If I just need a logo for short-term use or don't want to spend money, then just doing something myself is fine. But if I want to appear like an expensive company...then I will definitely hire the right graphic designer for my needs.

As someone coming from a marketing background who in the past worked with new and established businesses on re-doing their identity or coming up with business identity, here are some past experiences.

Sometimes it was just paying a designer for some logo ideas. At other times it was for an entire identity package...what I called "collateral" material....stationery, cards, brochures, informational press kits, etc.

Most of the time, I asked the designer for flat rate based on scope of work and what any add-on cost would be. I like win-win situations and no surprises.
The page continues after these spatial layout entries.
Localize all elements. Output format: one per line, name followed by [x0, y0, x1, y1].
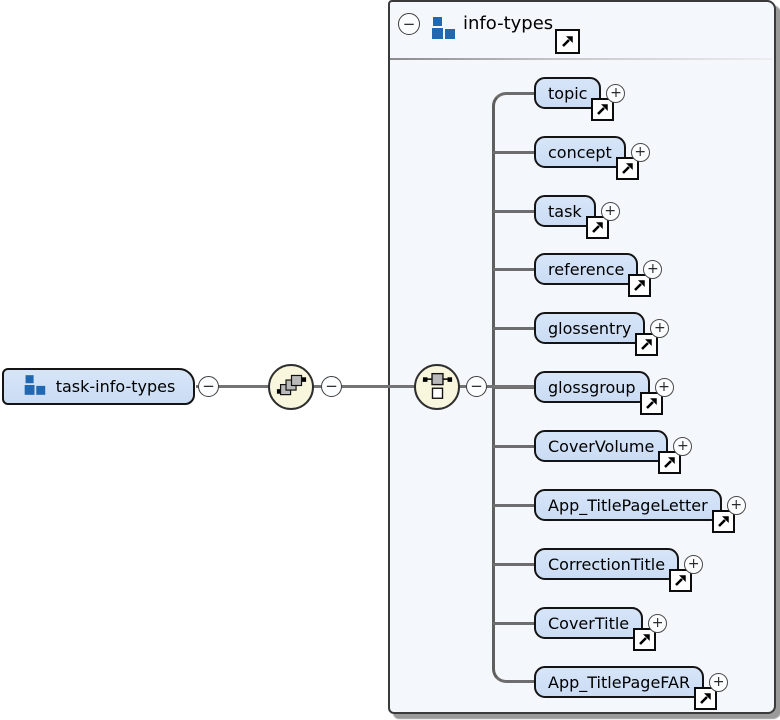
plus-glyph: + — [687, 556, 700, 572]
minus-glyph: − — [202, 377, 215, 395]
element-label: App_TitlePageFAR — [548, 672, 691, 692]
expand-icon[interactable]: + — [630, 142, 650, 162]
element-label: CoverVolume — [548, 436, 655, 456]
plus-glyph: + — [651, 615, 664, 631]
element-box[interactable]: glossentry — [534, 312, 659, 356]
connector-line — [493, 504, 535, 507]
plus-glyph: + — [647, 261, 659, 277]
element-box[interactable]: concept — [534, 136, 639, 180]
element-label: concept — [548, 142, 612, 162]
element-row-app-titlepagefar: App_TitlePageFAR + — [534, 666, 729, 710]
schema-diagram-canvas: − info-types task-info-types − − − topic… — [0, 0, 780, 720]
choice-icon — [422, 370, 453, 405]
root-element-box[interactable]: task-info-types — [2, 368, 195, 405]
element-row-task: task + — [534, 195, 620, 239]
element-row-concept: concept + — [534, 136, 650, 180]
element-label: CorrectionTitle — [548, 554, 666, 574]
element-label: App_TitlePageLetter — [548, 495, 708, 515]
plus-glyph: + — [654, 320, 666, 336]
minus-glyph: − — [402, 14, 416, 33]
panel-title: info-types — [463, 13, 554, 34]
minus-glyph: − — [470, 377, 483, 395]
sequence-compositor[interactable] — [268, 364, 314, 410]
element-label: task — [548, 201, 582, 221]
plus-glyph: + — [658, 379, 670, 395]
connector-line — [493, 210, 535, 213]
connector-line — [493, 268, 535, 271]
element-row-reference: reference + — [534, 253, 663, 297]
expand-icon[interactable]: + — [648, 613, 668, 633]
expand-icon[interactable]: + — [654, 377, 674, 397]
plus-glyph: + — [634, 144, 647, 160]
sequence-icon — [276, 370, 307, 405]
connector-line — [493, 327, 535, 330]
jump-to-definition-icon[interactable] — [555, 29, 580, 54]
element-label: CoverTitle — [548, 613, 630, 633]
element-box[interactable]: App_TitlePageFAR — [534, 666, 718, 710]
element-label: glossgroup — [548, 377, 636, 397]
header-separator — [390, 58, 772, 60]
element-box[interactable]: CorrectionTitle — [534, 548, 693, 592]
connector-line — [493, 151, 535, 154]
root-element-label: task-info-types — [55, 377, 176, 396]
element-icon — [429, 16, 457, 44]
collapse-icon[interactable]: − — [398, 13, 420, 35]
element-row-topic: topic + — [534, 77, 626, 121]
expand-icon[interactable]: + — [643, 259, 663, 279]
plus-glyph: + — [676, 438, 689, 454]
element-icon — [22, 374, 47, 400]
connector-line — [493, 445, 535, 448]
expand-icon[interactable]: + — [726, 495, 746, 515]
connector-line — [493, 622, 535, 625]
expand-icon[interactable]: + — [673, 436, 693, 456]
element-box[interactable]: task — [534, 195, 609, 239]
collapse-icon[interactable]: − — [198, 376, 219, 397]
element-row-covervolume: CoverVolume + — [534, 430, 693, 474]
element-box[interactable]: CoverTitle — [534, 607, 657, 651]
element-box[interactable]: reference — [534, 253, 652, 297]
plus-glyph: + — [730, 497, 743, 513]
element-box[interactable]: CoverVolume — [534, 430, 682, 474]
plus-glyph: + — [610, 85, 622, 101]
element-row-glossgroup: glossgroup + — [534, 371, 674, 415]
element-label: topic — [548, 83, 588, 103]
collapse-icon[interactable]: − — [321, 376, 342, 397]
expand-icon[interactable]: + — [709, 672, 729, 692]
connector-line — [493, 563, 535, 566]
collapse-icon[interactable]: − — [466, 376, 487, 397]
element-label: glossentry — [548, 318, 632, 338]
element-box[interactable]: topic — [534, 77, 615, 121]
expand-icon[interactable]: + — [684, 554, 704, 574]
element-row-covertitle: CoverTitle + — [534, 607, 668, 651]
expand-icon[interactable]: + — [600, 201, 620, 221]
element-row-app-titlepageletter: App_TitlePageLetter + — [534, 489, 746, 533]
element-label: reference — [548, 259, 625, 279]
expand-icon[interactable]: + — [650, 318, 670, 338]
choice-compositor[interactable] — [414, 364, 460, 410]
plus-glyph: + — [712, 674, 725, 690]
element-row-glossentry: glossentry + — [534, 312, 670, 356]
plus-glyph: + — [604, 203, 617, 219]
minus-glyph: − — [325, 377, 338, 395]
element-box[interactable]: glossgroup — [534, 371, 663, 415]
element-box[interactable]: App_TitlePageLetter — [534, 489, 735, 533]
element-row-correctiontitle: CorrectionTitle + — [534, 548, 704, 592]
expand-icon[interactable]: + — [606, 83, 626, 103]
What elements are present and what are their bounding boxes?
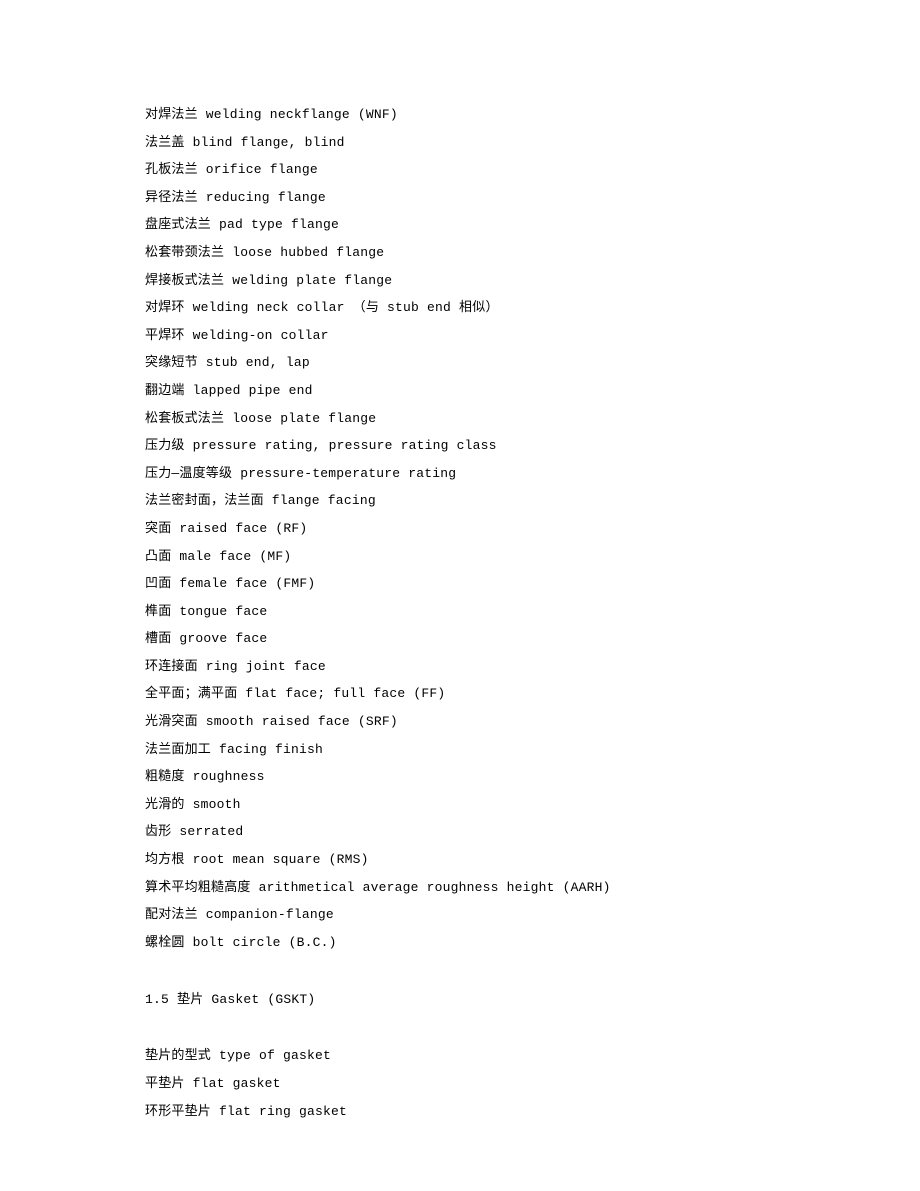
text-line: 凹面 female face (FMF): [145, 577, 920, 590]
text-line: 粗糙度 roughness: [145, 770, 920, 783]
blank-line: [145, 1020, 920, 1035]
text-line: 松套板式法兰 loose plate flange: [145, 412, 920, 425]
text-line: 法兰面加工 facing finish: [145, 743, 920, 756]
text-line: 突面 raised face (RF): [145, 522, 920, 535]
text-line: 齿形 serrated: [145, 825, 920, 838]
document-page: 对焊法兰 welding neckflange (WNF) 法兰盖 blind f…: [0, 0, 920, 1191]
text-line: 平垫片 flat gasket: [145, 1077, 920, 1090]
text-line: 螺栓圆 bolt circle (B.C.): [145, 936, 920, 949]
text-line: 槽面 groove face: [145, 632, 920, 645]
blank-line: [145, 963, 920, 978]
text-line: 均方根 root mean square (RMS): [145, 853, 920, 866]
text-line: 压力级 pressure rating, pressure rating cla…: [145, 439, 920, 452]
text-line: 配对法兰 companion-flange: [145, 908, 920, 921]
text-line: 垫片的型式 type of gasket: [145, 1049, 920, 1062]
text-line: 对焊法兰 welding neckflange (WNF): [145, 108, 920, 121]
text-line: 算术平均粗糙高度 arithmetical average roughness …: [145, 881, 920, 894]
text-line: 榫面 tongue face: [145, 605, 920, 618]
text-line: 平焊环 welding-on collar: [145, 329, 920, 342]
text-line: 1.5 垫片 Gasket (GSKT): [145, 993, 920, 1006]
text-line: 异径法兰 reducing flange: [145, 191, 920, 204]
text-line: 孔板法兰 orifice flange: [145, 163, 920, 176]
text-line: 光滑突面 smooth raised face (SRF): [145, 715, 920, 728]
text-line: 对焊环 welding neck collar （与 stub end 相似）: [145, 301, 920, 314]
text-line: 焊接板式法兰 welding plate flange: [145, 274, 920, 287]
text-line: 法兰盖 blind flange, blind: [145, 136, 920, 149]
text-line: 光滑的 smooth: [145, 798, 920, 811]
text-line: 凸面 male face (MF): [145, 550, 920, 563]
text-line: 法兰密封面，法兰面 flange facing: [145, 494, 920, 507]
text-line: 压力—温度等级 pressure-temperature rating: [145, 467, 920, 480]
text-line: 盘座式法兰 pad type flange: [145, 218, 920, 231]
text-line: 松套带颈法兰 loose hubbed flange: [145, 246, 920, 259]
text-line: 全平面；满平面 flat face; full face (FF): [145, 687, 920, 700]
text-line: 环连接面 ring joint face: [145, 660, 920, 673]
text-line: 突缘短节 stub end, lap: [145, 356, 920, 369]
text-line: 环形平垫片 flat ring gasket: [145, 1105, 920, 1118]
text-line: 翻边端 lapped pipe end: [145, 384, 920, 397]
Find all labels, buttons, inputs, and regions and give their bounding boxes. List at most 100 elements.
I think the designers here can back me up that there are so many variables when it comes to logo design. Do you need illustration? Is it a re-do? How many colors. What will the logo be used for ... as in will a complicated one do well on a sign? The review process can take a long time. How many "comps" (as in comparisons) will the graphic designer have to come up with.

I also factored in what the graphic designer specialized in...ads, logos, etc. Some designers came with great credentials so their prices were higher. Some designers would give me a price break because I brought a lot of business to them.

Just sharing. Also, some designers just starting off (or students) may do a fabulous job for you inexpensively because they need to build their portfolio.